Silicon Valley Bank (SVB), a major U.S. bank that provided financial services to some of the largest and most well-known tech investors and startups, collapsed on Friday, March 10. It was taken over by federal regulators under the control of the Federal Deposit Insurance Corporation (FDIC) after depositors rushed to withdraw billions of dollars in deposits from the bank. 

A financial crisis of this magnitude quickly gains worldwide attention and interest from hackers who see chaos and stress as a point of opportunity. As bad actors prey on customer fear amid the bank's collapse, security leaders have begun to see a series of phishing campaigns impersonating SVB. 

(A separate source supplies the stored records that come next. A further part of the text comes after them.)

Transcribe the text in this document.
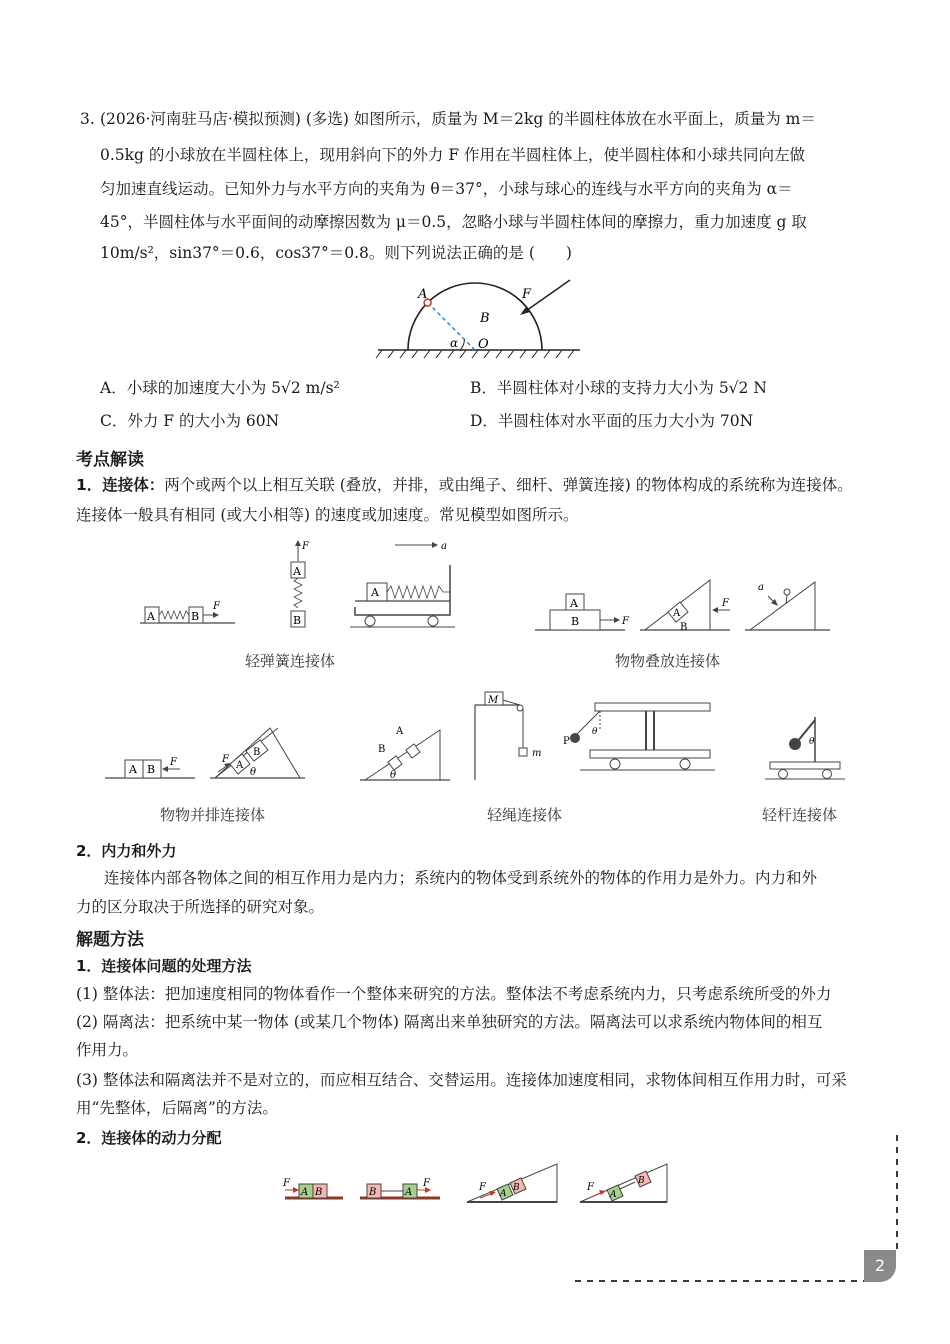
3. (2026·河南驻马店·模拟预测) (多选) 如图所示，质量为 M＝2kg 的半圆柱体放在水平面上，质量为 m＝
0.5kg 的小球放在半圆柱体上，现用斜向下的外力 F 作用在半圆柱体上，使半圆柱体和小球共同向左做
匀加速直线运动。已知外力与水平方向的夹角为 θ＝37°，小球与球心的连线与水平方向的夹角为 α＝
45°，半圆柱体与水平面间的动摩擦因数为 μ＝0.5，忽略小球与半圆柱体间的摩擦力，重力加速度 g 取
10m/s²，sin37°＝0.6，cos37°＝0.8。则下列说法正确的是 (　　)
A	F
B
α O
A．小球的加速度大小为 5√2 m/s²	B．半圆柱体对小球的支持力大小为 5√2 N
C．外力 F 的大小为 60N	D．半圆柱体对水平面的压力大小为 70N
考点解读
1．连接体：两个或两个以上相互关联 (叠放，并排，或由绳子、细杆、弹簧连接) 的物体构成的系统称为连接体。
连接体一般具有相同 (或大小相等) 的速度或加速度。常见模型如图所示。
A	B
F
F
A
B
a
A
B
A
F
A
B
F
a
轻弹簧连接体	物物叠放连接体
A B
F	A
B
F
θ
B
A
θ
M
m
P
θ
θ
物物并排连接体	轻绳连接体	轻杆连接体
2．内力和外力
连接体内部各物体之间的相互作用力是内力；系统内的物体受到系统外的物体的作用力是外力。内力和外
力的区分取决于所选择的研究对象。
解题方法
1．连接体问题的处理方法
(1) 整体法：把加速度相同的物体看作一个整体来研究的方法。整体法不考虑系统内力，只考虑系统所受的外力
(2) 隔离法：把系统中某一物体 (或某几个物体) 隔离出来单独研究的方法。隔离法可以求系统内物体间的相互
作用力。
(3) 整体法和隔离法并不是对立的，而应相互结合、交替运用。连接体加速度相同，求物体间相互作用力时，可采
用“先整体，后隔离”的方法。
2．连接体的动力分配
F
A B	B	A
F
A
B
F
A
B
F
2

Financial online services are a prime target for phishing attacks

Phishing attacks are attempts by cybercriminals to trick individuals into divulging sensitive information such as login credentials or financial data from emails, text messages, or websites that appear legitimate but are fake. In the context of online financial services, phishing attacks may use fake login pages or emails to impersonate the real financial institution to trick victims into providing sensitive information that can be used for criminal activities such as identity theft or financial fraud. In some cases, the victims are redirected to the real site, so they mistakenly think they are interacting with the financial institute but are unwittingly giving their credentials to attackers. 

SVB phishing campaign analysis

With attackers creating domains that closely resemble the name of the targeted organization, it is no surprise that SVB is at the center of an emerging phishing campaign. These domains may contain minor variations and often include references to financial terms, such as payments or financial aid, to trick individuals into clicking on malicious links.

As in many phishing campaigns, hackers have been testing their malicious domains before deploying them to ensure they work effectively. As it appears, one of the attackers is from Turkey, as they were able to lure a local target to their website just a few hours after purchasing the domain.

More than 90 new SVG domains have been register to be used in attacks against targets, mainly in the U.S.

Image via Veriti


Credit Suisse and First Republic Bank are now in the crosshairs

The collapse of SVB triggered a crisis of confidence that has led to several banks around the world facing significant stock hits. Credit Suisse and First Republic Bank are the latest, with Credit Suisse borrowing up to $54 billion from Switzerland’s central bank and First Republic Bank receiving a $30 billion capital infusion from fellow lenders to bolster confidence in the financial system.

As the situation continues to unfold, SVB-related phishing campaigns are starting to decrease in volume, while new phishing campaigns related to Credit Suisse and First Republic Bank are already in the works.

attack timeline.jpgImage via Veriti

Hackers again are taking advantage of the uncertainty around the stability of Credit Suisse and First Republic Bank, which makes their customers more susceptible to phishing attacks.

How to avoid being the next victim

Hackers prey on the fact that security leaders throw the security rulebook out the window in a moment of stress or that they are not paying close attention. Don’t let them win. Security leaders need to think rationally and follow the best practices and encourage employees to do the same, especially with attacks like this that are difficult to detect. 

Be vigilant – Take extra precautions by reviewing URLs on any web pages that ask for log-in details or financial information. There are nearly 100 new SVB-related domains, and the numbers are growing as we speak. Be wary of unsolicited emails, misspellings and clunky web pages.

Maximize existing security tools – There might already be an anti-phishing tool within an employee’s security stack and they don’t even realize it. Scan the resources that are already built into the environment and ensure everything is turned on, properly configured with alerts, and updated with the latest malicious phishing URLs, including email security, network, and endpoint security, browser protection and URL/domain filtering.

Re-visit cybersecurity awareness training – Training should always be part of a security leader’s first line of defense. Cybersecurity threats will continue evolving in their complexity and prevalence, so don’t wait until it’s too late. Make sure employees are undergoing training on a regular basis.  

Not only is having a robust security stack that’s designed to detect behavioral anomalies critical but so is making sure that a environment is fully optimized. Invest the time and energy now because tomorrow will surely bring the latest shiny and new phishing hook.